Haciendo una clara distinción entre la fe personal y la moral, por un lado, y la intención, por otro, el CONCILIO DE TRENTO establece, por lo que toca al ministro, que “representando como representa, en esta función sagrada no a su propia persona, sino a la de Cristo, el ministro del sacramento, consiguientemente, sea él bueno o sea malo, válidamente los consagra y confiere, con tal de que USE LA MATERIA Y LA FORMA SIEMPRE USADA EN LA IGLESIA CATOLICA, según la institución de Cristo, y CON LA INTENCION DE HACER LO QUE LA IGLESIA HACE en esta administración”. Catecismo del Concilio de Trento, capitulo primero, Parte II, cuestión XIX.

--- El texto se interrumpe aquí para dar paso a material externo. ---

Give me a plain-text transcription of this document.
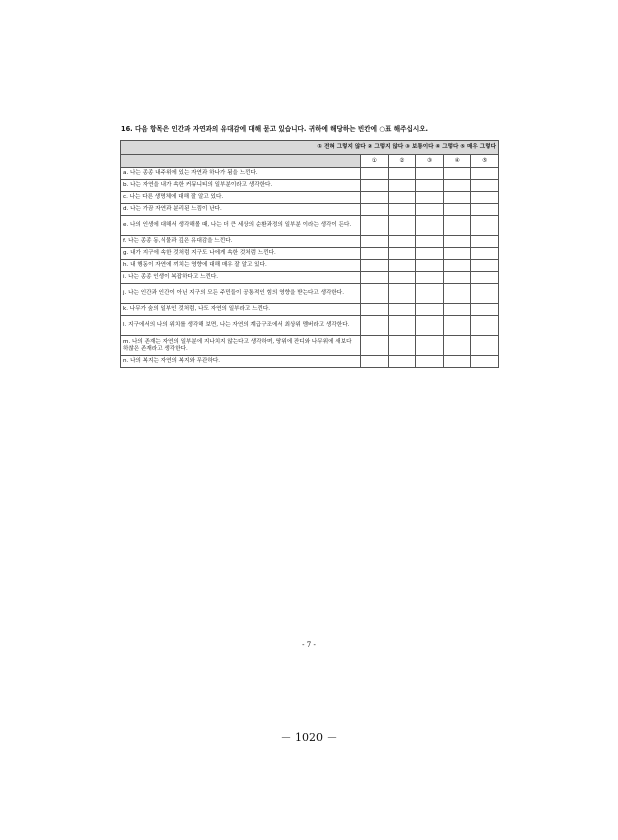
16. 다음 항목은 인간과 자연과의 유대감에 대해 묻고 있습니다. 귀하에 해당하는 빈칸에 ○표 해주십시오.
① 전혀 그렇지 않다 ② 그렇지 않다 ③ 보통이다 ④ 그렇다 ⑤ 매우 그렇다					
	①	②	③	④	⑤
a. 나는 종종 내주위에 있는 자연과 하나가 됨을 느낀다.					
b. 나는 자연을 내가 속한 커뮤니티의 일부분이라고 생각한다.					
c. 나는 다른 생명체에 대해 잘 알고 있다.					
d. 나는 가끔 자연과 분리된 느낌이 난다.					
e. 나의 인생에 대해서 생각해볼 때, 나는 더 큰 세상의 순환과정의 일부분 이라는 생각이 든다.					
f. 나는 종종 동,식물과 깊은 유대감을 느낀다.					
g. 내가 지구에 속한 것처럼 지구도 나에게 속한 것처럼 느낀다.					
h. 내 행동이 자연에 끼치는 영향에 대해 매우 잘 알고 있다.					
i. 나는 종종 인생이 복잡하다고 느낀다.					
j. 나는 인간과 인간이 아닌 지구의 모든 주민들이 공통적인 힘의 영향을 받는다고 생각한다.					
k. 나무가 숲의 일부인 것처럼, 나도 자연의 일부라고 느낀다.					
l. 지구에서의 나의 위치를 생각해 보면, 나는 자연의 계급구조에서 최상위 멤버라고 생각한다.					
m. 나의 존재는 자연의 일부분에 지나치지 않는다고 생각하며, 땅위에 잔디와 나무위에 새보다 하찮은 존재라고 생각한다.					
n. 나의 복지는 자연의 복지와 무관하다.					
- 7 -
－ 1020 －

Hasta que vino el Vaticano II, los simples fieles católicos nunca tuvieron necesidad de preocuparse acerca de la intención de sus sacerdotes que ofrecían la Santa Misa, ni del efecto que su intención pudiera tener sobre la validez de sus Misas. Los católicos sabían que, aunque un sacerdote hubiera perdido su fe o su vida moral, su Misa seguiría, sin embargo, siendo el Sacrificio del verdadero Cuerpo y la verdadera Sangre de Jesucristo, mientras ese sacerdote quisiese hacer “lo que hace la Iglesia”. Y NI EL SACERDOTE NI LOS SIMPLES FIELES TUVIERON NUNCA LA DUDA DE QUE LO QUE LA IGLESIA PRETENDE HACER EN LA MISA ES OFRECER EL INCRUENTO SACRIFICIO DEL CUERPO Y DE LA SANGRE DE CRISTO”. En las actuales circunstancias, aún para las personas que defienden la “posible” validez de la “nueva misa” es necesario investigar, no la fe o las virtudes del celebrante, sino si el “ministro presidente,” tiene o no tiene la intención de hacer lo que la iglesia hace o lo que hacen en su “CENA” los protestantes. Recordemos la famosa definición que la “INSTRUCCION GENERAL” nos dio de la “nueva misa” en el n° 7: “La Cena del Señor o Misa es la sagrada reunión o asamblea del pueblo de Dios, reunido bajo la presidencia del sacerdote para celebrar el MEMORIAL DEL SEÑOR”.
CONTINUARÁ...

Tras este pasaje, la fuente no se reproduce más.